The order was quickly challenged in court. In February, U.S. District Judge Amir Ali in Washington, D.C., ruled in favor of blocking the administration’s plan. Ali found that the White House was required to continue distributing money Congress had already set aside for approved projects and reinstated payments of billions of dollars of USAID grants.

The Trump administration appealed. Earlier this month, the U.S. Court of Appeals for the D.C. Circuit heard the case again and ruled 2-1 to vacate the ruling by Judge Ali. Judge Karen L. Henderson, a George H.W. Bush appointee, writing for the majority, ruled that the plaintiffs — groups that provide foreign aid and had their grant payments restored — did not have a legitimate claim to sue the administration.

Henderson, ruling for the appeals court, wrote that they lacked an appropriate “cause of action” under what is known as the doctrine of impoundment. While the appeals court’s ruling was a win for Trump, that court has not yet issued a formal mandate of that ruling. That has left Judge Ali’s earlier order, and the payment schedule laid out, technically still in effect.

As a result, the Trump administration is on a legal clock, looking to avoid being forced to pay out all $12 billion before the fiscal year expires at the end of September. Legal filings this week by the Trump administration show they are worried about the payment schedule. U.S. Solicitor General D. John Sauer, who filed the emergency appeal with the Supreme Court Tuesday, wrote that if the high court does not act, the federal government will be forced to “rapidly obligate some $12 billion in foreign-aid funds” by the September 30 fiscal deadline.

“The balance of hardships tips heavily in the Government’s favor,” Sauer wrote in the filing. “Congress did not upset the delicate interbranch balance by allowing for unlimited, unconstrained private suits.”

He went on, “The Constitution entrusts certain decisions about the timing and amount of foreign aid to the President, not the courts. Any lingering dispute about the proper disposition of funds that the President seeks to rescind shortly before they expire should be left to the political branches, not effectively prejudged by the district court.”

The plaintiffs in the case, a group of foreign aid organizations that have projects around the world funded by USAID dollars, have argued the exact opposite. The president should not be able to arbitrarily hold money that Congress has already appropriated for spending, they say.

The groups point to two specific laws to support their case: the Impoundment Control Act (ICA), passed in the 1970s to reduce executive overreach of federal spending, and the Administrative Procedure Act.

The legal fight has pitted aid groups that could see their foreign projects delayed and disbanded if the funds are not provided by September 30 against the Trump administration and its effort to seize greater control over federal spending.

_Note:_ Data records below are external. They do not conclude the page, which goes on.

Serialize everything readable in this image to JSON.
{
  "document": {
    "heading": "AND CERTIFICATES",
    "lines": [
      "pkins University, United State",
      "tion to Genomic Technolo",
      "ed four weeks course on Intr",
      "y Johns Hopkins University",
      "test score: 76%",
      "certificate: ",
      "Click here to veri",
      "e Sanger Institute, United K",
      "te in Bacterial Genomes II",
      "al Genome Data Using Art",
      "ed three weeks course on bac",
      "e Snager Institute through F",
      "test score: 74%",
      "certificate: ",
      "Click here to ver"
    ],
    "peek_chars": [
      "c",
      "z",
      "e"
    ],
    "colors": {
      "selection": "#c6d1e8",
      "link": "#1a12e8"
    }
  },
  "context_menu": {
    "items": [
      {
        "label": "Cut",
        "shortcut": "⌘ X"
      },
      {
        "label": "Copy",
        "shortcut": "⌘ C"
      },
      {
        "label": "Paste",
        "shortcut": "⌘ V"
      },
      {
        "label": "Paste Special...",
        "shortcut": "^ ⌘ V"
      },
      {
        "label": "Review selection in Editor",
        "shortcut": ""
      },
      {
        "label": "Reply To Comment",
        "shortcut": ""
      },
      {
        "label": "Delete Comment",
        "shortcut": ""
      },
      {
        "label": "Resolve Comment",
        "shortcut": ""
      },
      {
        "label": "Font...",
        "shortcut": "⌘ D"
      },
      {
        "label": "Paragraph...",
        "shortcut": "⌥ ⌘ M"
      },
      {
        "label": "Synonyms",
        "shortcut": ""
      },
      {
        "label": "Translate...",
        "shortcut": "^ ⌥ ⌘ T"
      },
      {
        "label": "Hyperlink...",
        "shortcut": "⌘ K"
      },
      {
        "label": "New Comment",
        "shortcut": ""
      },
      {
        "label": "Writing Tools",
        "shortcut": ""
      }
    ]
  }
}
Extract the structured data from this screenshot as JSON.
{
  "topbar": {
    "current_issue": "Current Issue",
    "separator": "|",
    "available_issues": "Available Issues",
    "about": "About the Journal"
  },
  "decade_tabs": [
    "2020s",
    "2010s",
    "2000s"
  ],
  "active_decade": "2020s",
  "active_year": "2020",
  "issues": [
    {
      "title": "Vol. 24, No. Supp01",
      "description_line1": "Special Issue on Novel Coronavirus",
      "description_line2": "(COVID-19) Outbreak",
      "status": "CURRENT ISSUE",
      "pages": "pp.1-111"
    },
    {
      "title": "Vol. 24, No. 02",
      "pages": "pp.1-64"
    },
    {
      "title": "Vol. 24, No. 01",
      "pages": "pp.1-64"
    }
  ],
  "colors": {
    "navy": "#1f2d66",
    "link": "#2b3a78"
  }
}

The Supreme Court already weighed in on a similar dispute, though, in a narrow 5-4 ruling earlier this year. With the high-stakes fiscal deadline fast approaching and billions in foreign aid funds on the line, the high court now is being asked to again enter the fray.

For Trump and the administration, the battle is a continuation of efforts to reshape U.S. spending and to seize control of the process over foreign assistance programs. For aid groups, it is a fight over the lifeblood of their projects around the world, and if they lose, there will be funding cutbacks, and some projects may have to be shut down.